UK businesses have always been perceived as low ranking in terms of their productivity (between 10th and 15th in the world depending on mode of calculation) compared to where they should be, given the size of the UK economy (5th or 6th in the world depending on sources). COVID has certainly accelerated investment in new technologies, but for many companies, more is required to make up for the increased costs generated by red tape, new regulations, delays at ports and border crossings, import duties, loss of contracts due to delays, etc, which BREXIT is continuing to bring with it. At CLI, we invested in a new telephone system as soon as we started working remotely from the office. This way, our staff did not need to use mobile phones and all calls could continue to be recorded. This new tool also includes a user chat facility and video calling and conferencing facility. This initial investment greatly improved productivity, especially in the collection team. We also took the opportunity of a potentially very difficult year to review our processes, workflows, and ways of working. Finally, the increase in late payment generated by BREXIT trading difficulties, mainly late deliveries and increasing query levels, has generated more debt collection instructions for us. All these factors have contributed to our increased growth in 2020/21.

Pros and cons of Government support throughout COVID

The Government support schemes have been useful to keep businesses alive but one wonders what is going to happen once that huge safety net is removed. Many expect insolvencies to surge and the UK economy to not recover as easily as the most optimistic politicians predict. These support schemes have had unfortunate side effects.

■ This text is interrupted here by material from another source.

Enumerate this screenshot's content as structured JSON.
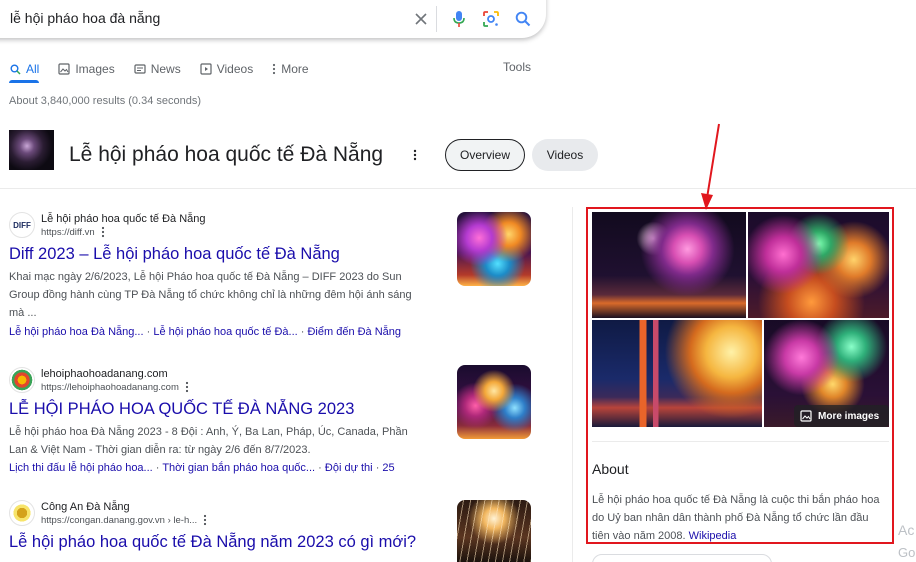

Some of the businesses who have taken up the VAT deferral scheme are already struggling to repay their instalments on time. With the furlough scheme ending at the end of September, companies will have the choice between paying full wages to their returning teams even if they are still experiencing reduced activity levels or laying off experienced staff. Soon after that, these same businesses will have to start repaying their “Bounce Back Loans” (now over 10 years instead of 6 if they wish) at 2.5% interest per annum. It’s anyone’s guess how much of these GBP45bn loans extended to some 1.4 million UK businesses will never be repaid.

On a more positive note, with the end of the furlough scheme approaching, qualified labour should get released on the job seekers’ market which will benefit growing companies like ours. It is quite unbelievable that we have been unable to recruit back-office staff. Our apprenticeship provider has been looking for Business Admin apprentices for nearly 2 months and there have been no candidates. The Government has doubled the incentive for recruiting a new apprentice to £3,000 since 1st April 2021 but demand has been poor… Being unable to recruit to support our growth is something that has never happened to us in 12 years of trading.

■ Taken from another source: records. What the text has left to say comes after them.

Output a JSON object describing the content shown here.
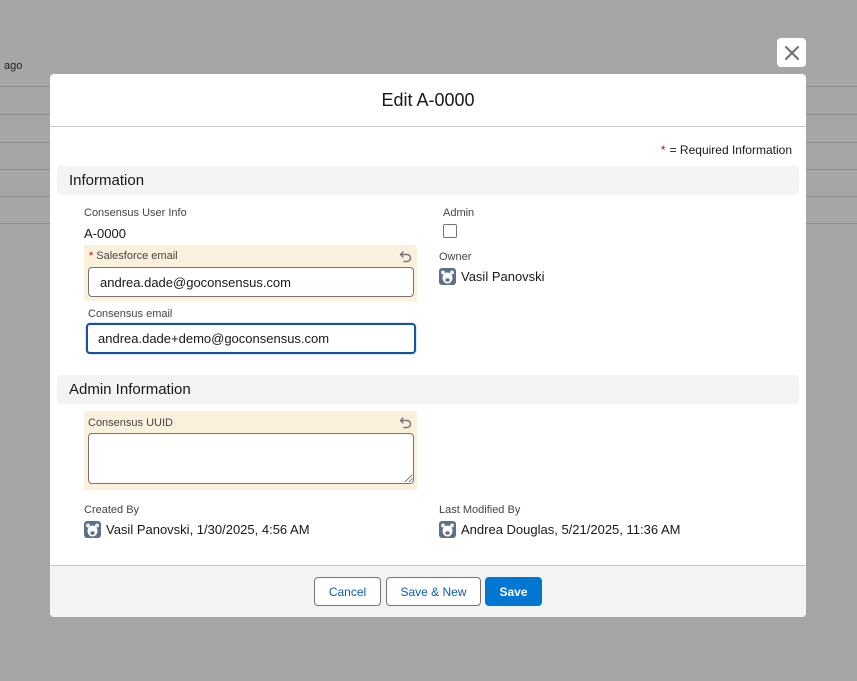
{
  "background": {
    "ago_text": "ago"
  },
  "modal": {
    "title": "Edit A-0000",
    "required_note": "= Required Information",
    "required_star": "*"
  },
  "sections": {
    "information": "Information",
    "admin_information": "Admin Information"
  },
  "fields": {
    "consensus_user_info": {
      "label": "Consensus User Info",
      "value": "A-0000"
    },
    "admin": {
      "label": "Admin",
      "checked": false
    },
    "salesforce_email": {
      "label": "Salesforce email",
      "value": "andrea.dade@goconsensus.com",
      "required": true
    },
    "owner": {
      "label": "Owner",
      "value": "Vasil Panovski"
    },
    "consensus_email": {
      "label": "Consensus email",
      "value": "andrea.dade+demo@goconsensus.com"
    },
    "consensus_uuid": {
      "label": "Consensus UUID",
      "value": ""
    },
    "created_by": {
      "label": "Created By",
      "value": "Vasil Panovski, 1/30/2025, 4:56 AM"
    },
    "last_modified_by": {
      "label": "Last Modified By",
      "value": "Andrea Douglas, 5/21/2025, 11:36 AM"
    }
  },
  "buttons": {
    "cancel": "Cancel",
    "save_new": "Save & New",
    "save": "Save"
  },
  "icons": {
    "close": "close-icon",
    "undo": "undo-icon",
    "avatar": "user-avatar-icon"
  },
  "colors": {
    "brand": "#0176d3",
    "edited_bg": "#fbf0dc",
    "required": "#ba0517",
    "focus": "#1b5297"
  }
}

Availability of labour is not just a UK issue, but we are experiencing it more than our EU colleagues given that so many Europeans have returned home post-Brexit.

From a debt collection perspective, EU citizens leaving the UK without settling their final bills has left many utility companies with increased debt levels from their non-UK customers. Those utility suppliers which have gathered good quality personal data at the outset should be able to recover their debts. Tracing individuals in another EU country can be tricky but with good data and the right service provider, these debts can be recovered.